Sources to variability in circulating human miRNA signatures

An increasing number of studies propose circulating microRNAs (miRNAs) as biomarkers for a large number of human diseases including cancer, cardiovascular diseases, neurologic pathologies and others. To further validate miRNA as biomarkers it is indispensable to understand the variability of circulating miRNAs in healthy individuals. We determined the longitudinal miRNomes of 90 serum samples from the Janus Serum Bank in Norway, which have been stored between 23 and 40 y at -25 °Celsius. We profiled 3 serum samples with microarrays for 30 individuals, each. For each individual the samples were collected with a time interval of approximately 5 y. This design allowed insights into inter-individual variability, age dependent miRNA variability and the impact of storage length and pre-processing. A significant proportion of the miRNome was affected by the age of the blood donor and a not negligible, albeit small, part of the miRNome by the storage time. A substantial part of miRNAs was differentially abundant between individuals, independent of the time when samples were collected. Stepwise filtering of the 529 miRNAs that were detected in the serum samples showed 168 miRNAs with differential abundance depending on the time point analyzed, 56 miRNAs differentially abundant between individuals, and 169 miRNAs with an abundance depending on the sampling procedure. While these groups of miRNAs contain generally interesting and biologically important miRNAs, the remaining 135 miRNAs constitute very promising biomarker candidates as they show an overall low variability between healthy individuals, a likewise overall low variability across a longer life span, and a high independence of the sampling process and the storage length.

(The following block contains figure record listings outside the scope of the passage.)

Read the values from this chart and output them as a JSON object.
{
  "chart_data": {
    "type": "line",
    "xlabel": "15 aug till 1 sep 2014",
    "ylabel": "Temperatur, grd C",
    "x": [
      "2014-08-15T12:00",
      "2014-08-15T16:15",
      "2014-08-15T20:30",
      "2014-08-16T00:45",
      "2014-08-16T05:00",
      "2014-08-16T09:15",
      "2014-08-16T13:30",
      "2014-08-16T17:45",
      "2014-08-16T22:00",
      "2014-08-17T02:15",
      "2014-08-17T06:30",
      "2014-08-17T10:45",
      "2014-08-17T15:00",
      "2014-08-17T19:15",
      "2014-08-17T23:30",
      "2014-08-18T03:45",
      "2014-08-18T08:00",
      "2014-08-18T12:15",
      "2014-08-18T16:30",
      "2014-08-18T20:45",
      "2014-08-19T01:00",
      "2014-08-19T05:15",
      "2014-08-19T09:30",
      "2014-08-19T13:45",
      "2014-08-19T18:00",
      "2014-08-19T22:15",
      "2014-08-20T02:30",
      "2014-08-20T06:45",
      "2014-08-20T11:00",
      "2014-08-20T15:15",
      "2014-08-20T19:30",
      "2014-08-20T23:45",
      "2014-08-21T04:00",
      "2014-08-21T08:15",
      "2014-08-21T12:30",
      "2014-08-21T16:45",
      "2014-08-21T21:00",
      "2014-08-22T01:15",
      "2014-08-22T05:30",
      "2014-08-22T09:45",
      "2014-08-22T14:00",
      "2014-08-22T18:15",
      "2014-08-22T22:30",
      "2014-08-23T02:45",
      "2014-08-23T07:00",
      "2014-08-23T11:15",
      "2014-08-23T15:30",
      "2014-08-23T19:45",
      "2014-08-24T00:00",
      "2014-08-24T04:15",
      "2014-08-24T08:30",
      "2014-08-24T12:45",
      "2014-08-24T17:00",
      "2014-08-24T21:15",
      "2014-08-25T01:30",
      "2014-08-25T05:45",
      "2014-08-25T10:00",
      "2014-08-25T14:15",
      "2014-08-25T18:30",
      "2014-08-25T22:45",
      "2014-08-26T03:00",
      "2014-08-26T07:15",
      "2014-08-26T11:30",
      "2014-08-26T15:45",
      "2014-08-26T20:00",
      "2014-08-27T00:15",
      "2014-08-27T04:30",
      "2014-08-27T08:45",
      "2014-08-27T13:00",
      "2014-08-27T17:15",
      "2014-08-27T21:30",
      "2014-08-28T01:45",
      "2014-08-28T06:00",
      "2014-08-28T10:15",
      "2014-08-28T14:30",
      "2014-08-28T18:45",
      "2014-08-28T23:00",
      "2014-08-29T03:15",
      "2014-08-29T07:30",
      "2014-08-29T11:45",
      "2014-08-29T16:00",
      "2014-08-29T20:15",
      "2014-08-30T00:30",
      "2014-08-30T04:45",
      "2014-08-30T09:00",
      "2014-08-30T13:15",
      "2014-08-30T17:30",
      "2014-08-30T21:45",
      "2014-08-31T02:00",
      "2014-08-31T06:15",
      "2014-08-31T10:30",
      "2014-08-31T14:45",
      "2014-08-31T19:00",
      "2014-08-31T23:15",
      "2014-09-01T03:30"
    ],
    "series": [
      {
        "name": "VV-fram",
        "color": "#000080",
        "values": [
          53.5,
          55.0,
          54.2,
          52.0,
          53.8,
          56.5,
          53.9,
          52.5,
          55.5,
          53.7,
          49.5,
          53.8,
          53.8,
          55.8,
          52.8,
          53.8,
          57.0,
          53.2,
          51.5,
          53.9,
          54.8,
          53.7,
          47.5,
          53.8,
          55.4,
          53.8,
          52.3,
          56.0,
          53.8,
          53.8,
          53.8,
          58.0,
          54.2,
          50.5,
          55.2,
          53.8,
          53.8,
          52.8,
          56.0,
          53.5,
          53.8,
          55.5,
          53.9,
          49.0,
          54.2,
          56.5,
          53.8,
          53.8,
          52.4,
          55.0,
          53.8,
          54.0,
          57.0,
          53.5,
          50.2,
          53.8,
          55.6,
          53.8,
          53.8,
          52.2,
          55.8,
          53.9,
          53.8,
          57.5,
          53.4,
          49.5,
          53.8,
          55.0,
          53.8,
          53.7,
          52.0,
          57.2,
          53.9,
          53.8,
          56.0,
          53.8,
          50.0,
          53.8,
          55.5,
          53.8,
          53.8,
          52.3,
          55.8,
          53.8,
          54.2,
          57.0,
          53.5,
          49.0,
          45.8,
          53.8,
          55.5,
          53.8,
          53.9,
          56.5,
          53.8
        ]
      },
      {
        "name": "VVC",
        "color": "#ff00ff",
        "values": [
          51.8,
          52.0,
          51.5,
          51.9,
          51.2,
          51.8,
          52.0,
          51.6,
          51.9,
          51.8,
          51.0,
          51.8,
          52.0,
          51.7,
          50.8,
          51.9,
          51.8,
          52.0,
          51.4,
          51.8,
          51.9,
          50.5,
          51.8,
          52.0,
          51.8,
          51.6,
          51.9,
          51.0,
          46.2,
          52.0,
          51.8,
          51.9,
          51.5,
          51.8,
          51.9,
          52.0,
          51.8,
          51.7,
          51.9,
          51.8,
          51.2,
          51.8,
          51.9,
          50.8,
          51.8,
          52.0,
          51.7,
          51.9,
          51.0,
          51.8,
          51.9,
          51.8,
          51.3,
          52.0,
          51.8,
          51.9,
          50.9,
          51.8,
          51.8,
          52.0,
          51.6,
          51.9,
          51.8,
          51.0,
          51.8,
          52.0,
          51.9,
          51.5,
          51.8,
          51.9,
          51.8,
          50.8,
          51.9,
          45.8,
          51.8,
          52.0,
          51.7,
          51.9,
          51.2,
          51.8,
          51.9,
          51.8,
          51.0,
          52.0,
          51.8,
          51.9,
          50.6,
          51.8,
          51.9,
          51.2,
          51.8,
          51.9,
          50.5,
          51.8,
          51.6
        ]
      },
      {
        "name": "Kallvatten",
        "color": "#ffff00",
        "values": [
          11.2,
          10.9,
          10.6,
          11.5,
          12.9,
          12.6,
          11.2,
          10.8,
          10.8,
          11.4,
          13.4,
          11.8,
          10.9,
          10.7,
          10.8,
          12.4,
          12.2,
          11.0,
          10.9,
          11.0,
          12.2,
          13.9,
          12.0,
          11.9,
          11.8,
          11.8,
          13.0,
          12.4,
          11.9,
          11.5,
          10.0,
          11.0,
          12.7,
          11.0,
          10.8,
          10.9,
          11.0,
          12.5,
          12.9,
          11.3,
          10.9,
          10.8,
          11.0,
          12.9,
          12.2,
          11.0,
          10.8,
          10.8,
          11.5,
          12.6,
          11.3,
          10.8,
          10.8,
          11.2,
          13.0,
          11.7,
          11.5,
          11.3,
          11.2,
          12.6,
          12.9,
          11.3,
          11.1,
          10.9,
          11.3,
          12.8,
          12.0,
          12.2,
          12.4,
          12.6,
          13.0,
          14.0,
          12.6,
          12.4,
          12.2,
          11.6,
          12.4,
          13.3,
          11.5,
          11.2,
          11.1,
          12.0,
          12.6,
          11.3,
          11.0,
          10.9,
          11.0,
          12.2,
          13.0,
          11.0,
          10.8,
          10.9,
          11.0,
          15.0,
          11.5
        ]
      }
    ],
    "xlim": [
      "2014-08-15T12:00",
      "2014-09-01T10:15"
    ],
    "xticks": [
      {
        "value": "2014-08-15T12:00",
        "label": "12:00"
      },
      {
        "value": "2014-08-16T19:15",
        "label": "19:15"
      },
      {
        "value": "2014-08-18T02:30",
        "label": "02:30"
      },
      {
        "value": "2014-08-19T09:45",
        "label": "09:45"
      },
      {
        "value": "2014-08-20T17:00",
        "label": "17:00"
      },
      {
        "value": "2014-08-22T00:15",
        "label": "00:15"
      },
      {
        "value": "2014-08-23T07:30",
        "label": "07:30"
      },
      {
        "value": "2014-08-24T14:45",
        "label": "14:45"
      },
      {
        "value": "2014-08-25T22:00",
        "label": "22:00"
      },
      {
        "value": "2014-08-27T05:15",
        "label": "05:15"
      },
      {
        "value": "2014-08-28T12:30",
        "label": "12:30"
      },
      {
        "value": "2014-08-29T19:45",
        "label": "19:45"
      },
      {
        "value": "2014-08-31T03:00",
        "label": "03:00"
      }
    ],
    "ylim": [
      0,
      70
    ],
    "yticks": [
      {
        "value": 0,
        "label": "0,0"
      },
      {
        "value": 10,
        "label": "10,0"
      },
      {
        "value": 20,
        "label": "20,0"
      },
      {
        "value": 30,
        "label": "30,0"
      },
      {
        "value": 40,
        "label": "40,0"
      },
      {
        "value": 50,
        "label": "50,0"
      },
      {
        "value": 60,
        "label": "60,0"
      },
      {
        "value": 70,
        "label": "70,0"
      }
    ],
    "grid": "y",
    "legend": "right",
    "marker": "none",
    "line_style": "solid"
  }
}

越来越多的研究提出，循环微RNA（circulating microRNAs，miRNAs）可作为包括癌症、心血管疾病、神经系统疾病在内的多种人类疾病的生物标志物。若要进一步验证miRNAs作为生物标志物的价值，明确健康个体体内循环miRNAs的变异情况必不可少。我们对来自挪威雅努斯血清库（Janus Serum Bank）的90份血清样本开展了纵向微RNA组分析，这些样本在-25℃条件下已保存23至40年。我们针对30名受试者，每人利用微阵列技术对3份血清样本进行表达谱分析，每名受试者的样本采集间隔均约为5年。该实验设计可用于探究个体间表达差异、与年龄相关的miRNAs表达变异，以及样本保存时长与前处理流程的影响。微RNA组中有相当大的比例受献血者年龄的影响，另有一小部分比例（虽占比不高但不容忽视）受样本保存时长的影响。相当一部分miRNAs的表达丰度在个体间存在显著差异，且与样本采集时间无关。对血清样本中检出的529种miRNAs进行逐步筛选后，得到168种表达丰度随分析时间点变化的miRNAs、56种个体间表达丰度存在差异的miRNAs，以及169种表达丰度受采样流程影响的miRNAs。尽管上述三类miRNAs中均包含具有研究价值与生物学重要性的分子，但剩余的135种miRNAs则是极具前景的生物标志物候选分子——它们在健康个体间整体变异程度较低，在更长的生命周期内整体变异程度同样偏低，且几乎不受采样流程与样本保存时长的影响。